I came to poetry late. Growing up, my family had one small book of poetry. The only two poems that I remember from it were Paul Revere’s Ride by H.W. Longfellow and The Daffodils by W. Wordsworth. They made little to no impression on me. I read them and wondered why anyone would bother to read poetry at all. It seemed dull, at best. In high school, I ended up with the ninth grade English teacher who didn’t believe in old-fashioned things like memorizing speeches and poems like the other ninth grade English teacher. At the time, I considered myself fortunate to be able to journal and read interesting new books and express myself; looking back, I see that the other students with the old-fashioned teacher who read the traditional books and made them memorize beautiful words had the better portion.
I first really encountered poetry not long after graduating from college. I was reading a book and came across an excerpt of a poem by John Donne, Eclogue: at the Marriage of the Earl of Somerset
“Now, as in Tullia’s tomb, one lamp burnt clear,
Unchanged for fifteen hundred year,
May these love-lamps we here enshrine,
In warmth, light, lasting, equal the divine.
Fire ever doth aspire,
And makes all like itself, turns all to fire,
But ends in ashes; which these cannot do,
For none of these is fuel, but fire too.
This is joy’s bonfire, then, where love’s strong arts
Make of so noble individual parts
One fire of four inflaming eyes, and of two loving hearts.”
I read this poem over and over and the meaning seeped into me and I thought, “How wonderful!
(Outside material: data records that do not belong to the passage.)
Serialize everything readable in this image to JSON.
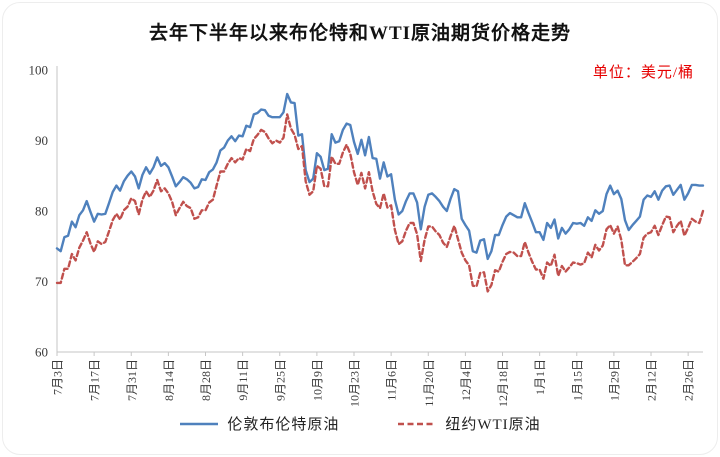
{
  "title": "去年下半年以来布伦特和WTI原油期货价格走势",
  "unit_label": "单位：美元/桶",
  "colors": {
    "brent_line": "#4F81BD",
    "wti_line": "#C0504D",
    "axis_line": "#C6C6C6",
    "axis_text": "#3a3a3a",
    "unit_text": "#E60000",
    "title_text": "#111111"
  },
  "legend": [
    {
      "label": "伦敦布伦特原油",
      "style": "solid",
      "color": "#4F81BD"
    },
    {
      "label": "纽约WTI原油",
      "style": "dashed",
      "color": "#C0504D"
    }
  ],
  "chart_data": {
    "type": "line",
    "title": "去年下半年以来布伦特和WTI原油期货价格走势",
    "unit": "美元/桶",
    "ylim": [
      60,
      100
    ],
    "yticks": [
      60,
      70,
      80,
      90,
      100
    ],
    "grid": false,
    "legend_position": "bottom",
    "x_tick_labels": [
      "7月3日",
      "7月17日",
      "7月31日",
      "8月14日",
      "8月28日",
      "9月11日",
      "9月25日",
      "10月9日",
      "10月23日",
      "11月6日",
      "11月20日",
      "12月4日",
      "12月18日",
      "1月1日",
      "1月15日",
      "1月29日",
      "2月12日",
      "2月26日"
    ],
    "x_tick_every": 10,
    "series": [
      {
        "name": "伦敦布伦特原油",
        "style": "solid",
        "color": "#4F81BD",
        "values": [
          74.7,
          74.3,
          76.3,
          76.5,
          78.5,
          77.7,
          79.4,
          80.1,
          81.4,
          79.9,
          78.5,
          79.6,
          79.5,
          79.6,
          81.1,
          82.7,
          83.6,
          82.9,
          84.2,
          85.0,
          85.6,
          84.9,
          83.2,
          85.1,
          86.2,
          85.3,
          86.2,
          87.6,
          86.4,
          86.8,
          86.2,
          84.9,
          83.5,
          84.1,
          84.8,
          84.5,
          84.0,
          83.2,
          83.4,
          84.5,
          84.4,
          85.5,
          85.9,
          86.9,
          88.6,
          89.0,
          90.0,
          90.6,
          89.9,
          90.7,
          90.6,
          92.1,
          91.9,
          93.7,
          93.9,
          94.4,
          94.3,
          93.5,
          93.3,
          93.3,
          93.3,
          94.0,
          96.6,
          95.4,
          95.3,
          90.7,
          90.9,
          85.8,
          84.1,
          84.6,
          88.2,
          87.7,
          85.8,
          86.0,
          90.9,
          89.7,
          89.9,
          91.5,
          92.4,
          92.2,
          89.8,
          88.1,
          90.1,
          87.9,
          90.5,
          87.5,
          87.4,
          84.6,
          86.9,
          84.9,
          85.2,
          81.6,
          79.5,
          80.0,
          81.4,
          82.5,
          82.5,
          81.2,
          77.4,
          80.6,
          82.3,
          82.5,
          82.0,
          81.4,
          80.6,
          80.0,
          81.7,
          83.1,
          82.8,
          78.9,
          78.0,
          77.2,
          74.3,
          74.1,
          75.8,
          76.0,
          73.2,
          74.3,
          76.6,
          76.6,
          78.0,
          79.2,
          79.7,
          79.4,
          79.1,
          79.1,
          81.1,
          79.7,
          78.4,
          77.0,
          77.0,
          75.9,
          78.3,
          77.6,
          78.8,
          76.1,
          77.6,
          76.8,
          77.4,
          78.3,
          78.2,
          78.3,
          77.9,
          79.1,
          78.6,
          80.1,
          79.6,
          80.0,
          82.4,
          83.6,
          82.4,
          82.9,
          81.7,
          78.7,
          77.3,
          78.0,
          78.6,
          79.2,
          81.6,
          82.2,
          82.0,
          82.8,
          81.6,
          82.9,
          83.5,
          83.6,
          82.3,
          83.0,
          83.7,
          81.6,
          82.5,
          83.7,
          83.7,
          83.6,
          83.6
        ]
      },
      {
        "name": "纽约WTI原油",
        "style": "dashed",
        "color": "#C0504D",
        "values": [
          69.8,
          69.8,
          71.8,
          71.8,
          73.9,
          73.0,
          74.8,
          75.8,
          77.0,
          75.4,
          74.2,
          75.7,
          75.3,
          75.6,
          77.1,
          78.7,
          79.6,
          78.8,
          80.1,
          80.6,
          81.8,
          81.4,
          79.5,
          81.6,
          82.8,
          82.0,
          82.9,
          84.4,
          82.8,
          83.2,
          82.5,
          81.3,
          79.4,
          80.4,
          81.3,
          80.7,
          80.4,
          78.9,
          79.1,
          80.1,
          80.1,
          81.2,
          81.6,
          83.6,
          85.6,
          85.6,
          86.7,
          87.5,
          86.9,
          87.5,
          87.3,
          88.8,
          88.5,
          90.2,
          90.8,
          91.5,
          91.2,
          90.3,
          89.6,
          90.0,
          89.7,
          90.4,
          93.7,
          91.7,
          90.8,
          88.8,
          89.2,
          84.2,
          82.3,
          82.8,
          86.4,
          86.0,
          83.5,
          83.5,
          87.7,
          86.7,
          86.7,
          88.3,
          89.4,
          88.1,
          85.5,
          83.7,
          85.4,
          83.2,
          85.5,
          82.8,
          81.0,
          80.4,
          82.5,
          80.5,
          80.8,
          77.3,
          75.3,
          75.7,
          77.2,
          78.3,
          78.3,
          76.7,
          72.9,
          75.9,
          77.8,
          77.8,
          77.1,
          76.6,
          75.5,
          74.9,
          76.4,
          77.9,
          76.0,
          74.1,
          73.0,
          72.3,
          69.4,
          69.3,
          71.2,
          71.3,
          68.6,
          69.5,
          71.6,
          71.4,
          72.8,
          73.9,
          74.2,
          74.1,
          73.6,
          73.6,
          75.6,
          74.1,
          72.8,
          71.7,
          71.7,
          70.4,
          72.7,
          72.2,
          73.8,
          70.8,
          72.2,
          71.4,
          72.0,
          72.7,
          72.6,
          72.4,
          72.6,
          74.1,
          73.4,
          75.2,
          74.4,
          75.1,
          77.4,
          78.0,
          76.8,
          77.8,
          75.9,
          72.3,
          72.3,
          72.8,
          73.3,
          73.9,
          76.2,
          76.8,
          77.0,
          77.9,
          76.6,
          78.0,
          79.2,
          79.1,
          77.0,
          77.9,
          78.6,
          76.5,
          77.6,
          78.9,
          78.5,
          78.3,
          80.0
        ]
      }
    ]
  }
}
What else has this guy written?” So I went to the library and found a book of poetry by John Donne and began to read. No one told me that John Donne was probably not the best poet with which to start my poetry journey and I only understood a fraction of what I read, but I was entranced by his words, by the ideas, by the images which arose in my heart and mind as I read his poetry so I kept reading. Then I began to look for poetry in the books that I read and “discovered” George Herbert and Christina Rossetti and others. What riches!
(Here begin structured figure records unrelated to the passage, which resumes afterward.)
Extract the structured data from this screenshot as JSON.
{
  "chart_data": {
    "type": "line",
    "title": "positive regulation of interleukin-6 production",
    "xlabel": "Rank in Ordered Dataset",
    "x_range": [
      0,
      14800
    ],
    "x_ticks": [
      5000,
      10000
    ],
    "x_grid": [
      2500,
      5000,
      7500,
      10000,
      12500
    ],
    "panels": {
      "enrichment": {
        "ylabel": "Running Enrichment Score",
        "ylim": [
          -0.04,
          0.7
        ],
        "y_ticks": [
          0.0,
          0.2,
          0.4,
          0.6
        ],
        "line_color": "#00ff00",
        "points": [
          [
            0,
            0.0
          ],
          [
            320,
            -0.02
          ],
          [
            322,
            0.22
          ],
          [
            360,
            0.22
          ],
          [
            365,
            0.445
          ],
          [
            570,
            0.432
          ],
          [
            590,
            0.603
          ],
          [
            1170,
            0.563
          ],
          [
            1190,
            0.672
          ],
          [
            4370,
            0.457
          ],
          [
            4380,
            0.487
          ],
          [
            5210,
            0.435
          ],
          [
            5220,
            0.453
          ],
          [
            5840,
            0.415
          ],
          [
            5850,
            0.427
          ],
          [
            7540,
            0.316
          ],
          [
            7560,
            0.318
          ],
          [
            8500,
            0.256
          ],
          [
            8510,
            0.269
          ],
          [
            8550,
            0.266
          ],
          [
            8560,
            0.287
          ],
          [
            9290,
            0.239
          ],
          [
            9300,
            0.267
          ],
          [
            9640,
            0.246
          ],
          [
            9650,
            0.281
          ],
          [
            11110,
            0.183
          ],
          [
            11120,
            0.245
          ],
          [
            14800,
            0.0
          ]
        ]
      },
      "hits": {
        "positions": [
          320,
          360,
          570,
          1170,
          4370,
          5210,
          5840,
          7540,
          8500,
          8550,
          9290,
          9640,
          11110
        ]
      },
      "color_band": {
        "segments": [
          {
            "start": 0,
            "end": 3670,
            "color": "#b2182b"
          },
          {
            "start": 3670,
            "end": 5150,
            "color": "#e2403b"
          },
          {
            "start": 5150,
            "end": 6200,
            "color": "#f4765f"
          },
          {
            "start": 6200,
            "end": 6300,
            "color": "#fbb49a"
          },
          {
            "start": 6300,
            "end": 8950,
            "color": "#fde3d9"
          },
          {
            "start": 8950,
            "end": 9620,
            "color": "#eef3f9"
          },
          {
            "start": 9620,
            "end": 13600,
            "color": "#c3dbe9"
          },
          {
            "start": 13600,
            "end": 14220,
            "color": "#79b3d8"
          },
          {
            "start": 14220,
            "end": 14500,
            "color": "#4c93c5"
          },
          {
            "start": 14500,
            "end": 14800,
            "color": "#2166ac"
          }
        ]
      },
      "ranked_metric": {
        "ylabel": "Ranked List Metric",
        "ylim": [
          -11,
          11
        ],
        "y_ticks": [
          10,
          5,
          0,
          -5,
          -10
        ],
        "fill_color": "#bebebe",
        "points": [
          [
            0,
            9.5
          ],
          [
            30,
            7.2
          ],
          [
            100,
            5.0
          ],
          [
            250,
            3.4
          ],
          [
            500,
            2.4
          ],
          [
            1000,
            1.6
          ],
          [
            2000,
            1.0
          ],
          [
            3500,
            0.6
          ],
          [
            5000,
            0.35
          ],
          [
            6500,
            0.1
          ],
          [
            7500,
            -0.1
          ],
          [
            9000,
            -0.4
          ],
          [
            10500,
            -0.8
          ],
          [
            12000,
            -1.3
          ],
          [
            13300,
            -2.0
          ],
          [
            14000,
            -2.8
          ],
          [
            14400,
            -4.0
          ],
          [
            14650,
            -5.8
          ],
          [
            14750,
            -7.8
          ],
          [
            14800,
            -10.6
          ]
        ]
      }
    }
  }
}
By this time I began having children and we read Mother Goose rhymes and sang songs together. When my oldest son started kindergarten, the curriculum I was using included a coloring book with Robert Louis Stevenson poems for children. I would read the poem and my son would color the pictures. The next year, another poet was suggested and I began to read poetry to my children as part of school and eventually we read it over dinner or just because we were in the mood. Bed in Summer by R.L. Stevenson, the Sing Song poems by C. Rossetti, When Daddy Fell Into the Pond by Alfred Noyes, The Sugarplum Tree and Wynken, Blynken, and Nod by Eugene Field, The Owl and the Pussycat by Edward Lear, Custard the Dragon by Ogden Nash, T.S. Eliot’s cat poems, and so many others. We read and re-read our favorites. We read Milne’s books of poetry for children and volumes of nonsense verse along with many anthologies.
We began memorizing poems more systematically after I read this post at The Common Room Blog and managed to get my hands on my own copy of Penny Candy by Jean Kerr so I could read the original chapter the DHM mentions in her post. With wonderful poetry lists at Ambleside Online, we were off. Each boy had his own poet and we read a poem daily while each child worked on memorizing a poem. Sometimes I chose poems for them to memorize; sometimes they chose their own. They memorized so many wonderful poems and although I don’t know how many of the poems they remember completely, their vocabulary and turns of phrase and ways with words have been permanently enriched.
These days we are reading an anthology of Modern Poetry with my high school senior and Lord Byron with my freshman. Both boys are memorizing If by Rudyard Kipling. Sometimes we like a poem, sometimes we are bewildered by a poem, sometimes we hate the poem, sometimes we abandon a poet as being too annoying, but we keep reading poetry because it is part of our lives.
Who reads poetry these days? Our family does and I heartily recommend that you read poetry, too. You will be glad you did.